Let $A$ be real symmetric $n\times n$ matrix whose only eigenvalues are 0 and 1. Pick out the true statements.
As you noticed, since $A$ is a real symmetric matrix, it is diagonalizable, and the properties satisfied (or not) by $A$ will be satisfied also by $D$, where $D$ is a diagonal matrix which consists of the eigenvalues of $A$. Indeed, $\dim\ker(A-I)$ and characteristic polynomial are invariant up a change of basis. To see that, write $A=P^{-1}DP$, and $\ker(A-I)=\ker(D-I)$, as it can be seen by a double inclusion. For the characteristic polynomial, use determinant for example.
- The first is true if we switch $m$ and $n$ in the power of $\lambda$, namely $p_A(\lambda)=(\lambda-1)^m\lambda^{n-m}$, otherwise the degree would be $2m-n$, which is not $m$, except in the case $m=n$.

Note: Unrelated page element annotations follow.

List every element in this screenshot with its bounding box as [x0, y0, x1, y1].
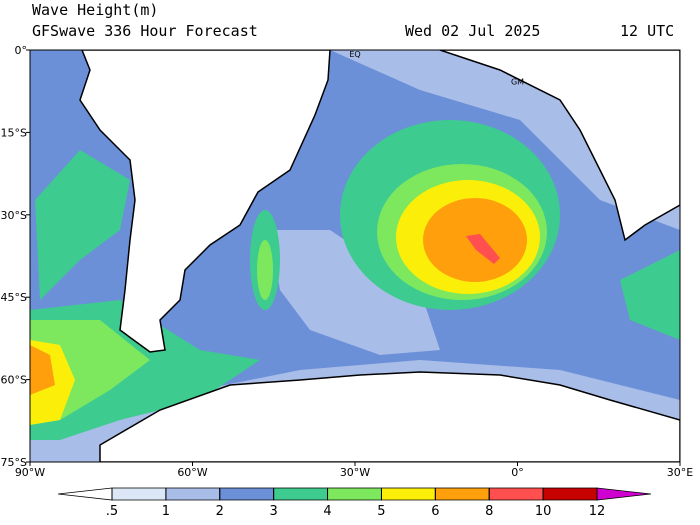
south-america	[79, 50, 331, 353]
colorbar-label: 10	[535, 504, 552, 519]
color-swatch	[273, 487, 328, 501]
colorbar-label: 5	[377, 504, 385, 519]
colorbar-label: 6	[431, 504, 439, 519]
calm-zone	[270, 230, 440, 355]
antarctica	[99, 371, 680, 462]
colorbar-label: 1	[162, 504, 170, 519]
color-swatch	[327, 487, 382, 501]
lon-label: 0°	[511, 466, 524, 479]
lat-label: 15°S	[1, 126, 27, 139]
color-swatch	[434, 487, 490, 501]
wave-zone	[620, 250, 680, 340]
africa	[439, 50, 680, 242]
color-swatch	[219, 487, 275, 501]
wave-zone	[35, 150, 130, 300]
colorbar-label: 2	[216, 504, 224, 519]
color-swatch	[58, 487, 113, 501]
wave-zone	[257, 240, 273, 300]
subtitle: GFSwave 336 Hour Forecast	[32, 22, 258, 40]
color-swatch	[488, 487, 544, 501]
colorbar-label: .5	[106, 504, 118, 519]
annotation: GM	[511, 77, 524, 86]
lat-label: 60°S	[1, 374, 27, 387]
lon-label: 30°E	[667, 466, 693, 479]
wave-zone	[30, 345, 55, 395]
colorbar-label: 3	[270, 504, 278, 519]
colorbar-label: 8	[485, 504, 493, 519]
title: Wave Height(m)	[32, 1, 158, 19]
lon-label: 60°W	[177, 466, 207, 479]
colorbar-label: 4	[323, 504, 331, 519]
date: Wed 02 Jul 2025	[405, 22, 540, 40]
calm-zone	[30, 50, 680, 230]
lat-label: 0°	[15, 44, 28, 57]
map	[30, 50, 680, 462]
wave-zone	[466, 234, 500, 264]
lon-label: 90°W	[15, 466, 45, 479]
color-swatch	[165, 487, 221, 501]
lon-label: 30°W	[340, 466, 370, 479]
color-swatch	[111, 487, 167, 501]
lat-label: 45°S	[1, 291, 27, 304]
color-swatch	[542, 487, 598, 501]
time: 12 UTC	[620, 22, 674, 40]
colorbar-label: 12	[589, 504, 606, 519]
lat-label: 30°S	[1, 209, 27, 222]
color-swatch	[381, 487, 436, 501]
annotation: EQ	[349, 50, 360, 59]
lat-label: 75°S	[1, 456, 27, 469]
color-swatch	[596, 487, 651, 501]
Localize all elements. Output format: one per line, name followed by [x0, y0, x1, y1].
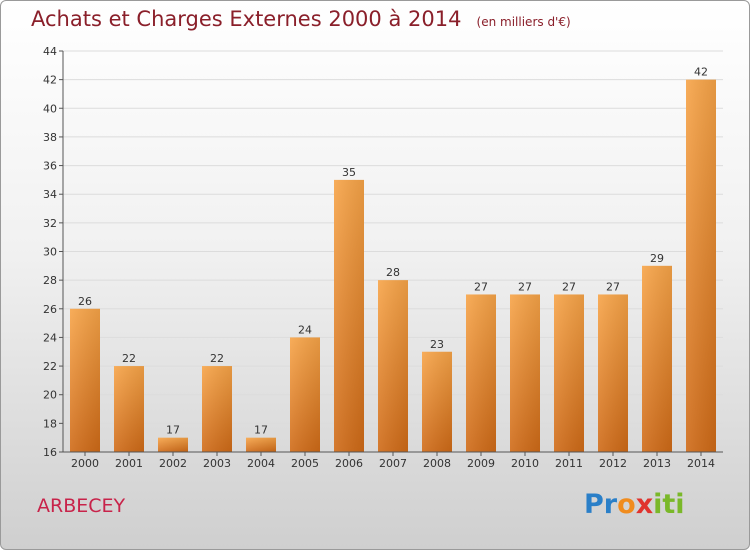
y-tick-label: 34: [43, 188, 57, 201]
logo-letter: r: [603, 489, 618, 520]
y-tick-label: 20: [43, 389, 57, 402]
bar-shade: [334, 179, 364, 452]
commune-name: ARBECEY: [37, 495, 126, 517]
bar-shade: [378, 280, 408, 452]
bar-shade: [70, 308, 100, 452]
x-tick-label: 2002: [159, 457, 187, 470]
bar-shade: [466, 294, 496, 452]
x-tick-label: 2011: [555, 457, 583, 470]
logo-letter: o: [617, 489, 636, 520]
data-labels: 26 22 17 22 17 24 35 28 23 27 27 27 27 29 42: [78, 66, 708, 437]
data-label: 26: [78, 295, 92, 308]
proxiti-logo: Proxiti: [584, 489, 685, 520]
data-label: 27: [606, 280, 620, 293]
y-tick-label: 40: [43, 102, 57, 115]
data-label: 28: [386, 266, 400, 279]
x-tick-label: 2004: [247, 457, 275, 470]
logo-letter: i: [675, 489, 685, 520]
x-tick-label: 2009: [467, 457, 495, 470]
data-label: 27: [562, 280, 576, 293]
y-tick-label: 32: [43, 217, 57, 230]
x-tick-label: 2003: [203, 457, 231, 470]
bar-shade: [642, 265, 672, 452]
y-tick-label: 38: [43, 131, 57, 144]
y-tick-label: 18: [43, 417, 57, 430]
logo-letter: x: [635, 489, 654, 520]
data-label: 24: [298, 323, 312, 336]
x-tick-label: 2012: [599, 457, 627, 470]
bar-shade: [510, 294, 540, 452]
data-label: 17: [254, 424, 268, 437]
x-tick-label: 2001: [115, 457, 143, 470]
bars: [70, 79, 716, 453]
bar-shade: [554, 294, 584, 452]
y-tick-label: 44: [43, 45, 57, 58]
bar-shade: [114, 366, 144, 452]
bar-shade: [158, 437, 188, 452]
bar-shade: [246, 437, 276, 452]
x-tick-label: 2007: [379, 457, 407, 470]
x-tick-label: 2013: [643, 457, 671, 470]
data-label: 42: [694, 66, 708, 79]
x-tick-label: 2014: [687, 457, 715, 470]
y-tick-label: 22: [43, 360, 57, 373]
y-tick-label: 36: [43, 160, 57, 173]
logo-letter: i: [653, 489, 663, 520]
y-tick-label: 16: [43, 446, 57, 459]
data-label: 29: [650, 252, 664, 265]
data-label: 35: [342, 166, 356, 179]
data-label: 17: [166, 424, 180, 437]
data-label: 22: [210, 352, 224, 365]
y-tick-label: 42: [43, 74, 57, 87]
y-tick-label: 24: [43, 331, 57, 344]
logo-letter: t: [662, 489, 676, 520]
chart-title: Achats et Charges Externes 2000 à 2014: [31, 7, 462, 31]
title-block: Achats et Charges Externes 2000 à 2014 (…: [31, 7, 571, 31]
bar-shade: [202, 366, 232, 452]
chart-subtitle: (en milliers d'€): [476, 15, 571, 29]
logo-letter: P: [584, 489, 604, 520]
data-label: 27: [518, 280, 532, 293]
axes: 16 18 20 22 24 26 28 30 32 34 36 38 40 42 44 2000 2001 20…: [43, 45, 723, 470]
x-tick-label: 2008: [423, 457, 451, 470]
bar-shade: [598, 294, 628, 452]
data-label: 22: [122, 352, 136, 365]
bar-shade: [686, 79, 716, 453]
x-tick-label: 2005: [291, 457, 319, 470]
bar-shade: [422, 351, 452, 452]
data-label: 23: [430, 338, 444, 351]
y-tick-label: 30: [43, 246, 57, 259]
data-label: 27: [474, 280, 488, 293]
bar-shade: [290, 337, 320, 452]
x-tick-label: 2006: [335, 457, 363, 470]
y-tick-label: 26: [43, 303, 57, 316]
y-tick-label: 28: [43, 274, 57, 287]
x-tick-label: 2010: [511, 457, 539, 470]
x-tick-label: 2000: [71, 457, 99, 470]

- The second is false if $k=0$ unless $A=I$, but true for $k\geq 1$.
- The third is also true. Indeed, we look at the rank of $A$ is the same as the rank of $D$, and the rank of a diagonal matrix is easy to determine.
To answer 2 and 3, consider diagonalizing $A$. And note that it is enough to show 2 for $k=1$.